4 large conchs, cleaned and left whole
2 quarts water
3 celery stalks, chopped
3 carrots, peeled, chopped
1 green pepper, halved
1 large onion, sliced
2 large garlic cloves
3 large tomatoes, chopped
1/2 t. dried thyme
Salt and freshly ground white pepper to taste
6 T. butter
5 T. flour
3 cups half-and-half
1/3 cup dry sherry
Garnish: Finely chopped fresh parsley leaves
Put conch, water, and vegetables in a large pot, bring to a boil, and cook for 1 1/2 hours. Remove the conch and strain the broth.
Grind the conch, add the broth, salt and pepper, and cook for another 30 minutes. Meanwhile, melt the butter in a saucepan, add the flour, and cook for 5 minutes over medium heat. Stir in the half-and-half and cook over low heat until sauce thickens. Slowly pour the sauce into the soup, add the sherry, and simmer for 12 minutes. DO NOT BOIL.

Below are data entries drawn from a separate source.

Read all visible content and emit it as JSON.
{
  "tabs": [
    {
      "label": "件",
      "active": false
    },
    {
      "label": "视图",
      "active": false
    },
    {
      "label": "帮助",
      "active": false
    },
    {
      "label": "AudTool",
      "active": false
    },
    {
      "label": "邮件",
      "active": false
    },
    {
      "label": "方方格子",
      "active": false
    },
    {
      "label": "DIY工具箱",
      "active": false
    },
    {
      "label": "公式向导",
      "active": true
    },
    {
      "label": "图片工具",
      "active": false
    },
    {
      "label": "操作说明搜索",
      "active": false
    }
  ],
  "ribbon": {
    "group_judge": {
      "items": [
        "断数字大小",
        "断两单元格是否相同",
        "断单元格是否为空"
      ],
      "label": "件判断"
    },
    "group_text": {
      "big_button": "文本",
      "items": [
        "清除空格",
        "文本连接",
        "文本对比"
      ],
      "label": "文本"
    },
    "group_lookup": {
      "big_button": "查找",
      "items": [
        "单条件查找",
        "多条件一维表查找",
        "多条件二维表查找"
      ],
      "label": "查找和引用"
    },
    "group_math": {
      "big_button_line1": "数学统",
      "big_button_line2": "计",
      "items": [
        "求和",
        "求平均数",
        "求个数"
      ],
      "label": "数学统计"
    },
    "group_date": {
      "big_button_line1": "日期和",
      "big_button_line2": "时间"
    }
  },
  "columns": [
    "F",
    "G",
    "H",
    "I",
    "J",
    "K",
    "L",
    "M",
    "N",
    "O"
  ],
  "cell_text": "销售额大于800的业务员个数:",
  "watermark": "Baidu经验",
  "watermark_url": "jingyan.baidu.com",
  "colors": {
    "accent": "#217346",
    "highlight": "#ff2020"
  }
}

Ladle soup into individual bowls and garnish with parsley.
Makes about 3 dozen
1 pound conch, cleaned and ground
1/2 cup milk
1 1/2 cup flour
2 1/2 t. baking powder
Salt to taste (about 1/2-3/4 t.)
2 T. minced onion
1 garlic clove, mashed and minced
1/2 t. hot sauce or 1 T. chopped hot peppers
Oil for frying
Beat egg and milk together. Mix dry ingredients together and add to the milk mixture. Stir in the conch, onion, garlic, and hot pepper sauce. Batter should be thick, but moist.
Heat oil and drop in batter by tablespoons. Cook until golden brown all over and drain on paper towels. Serve with seafood cocktail sauce, tartar sauce, or just plain hot sauce.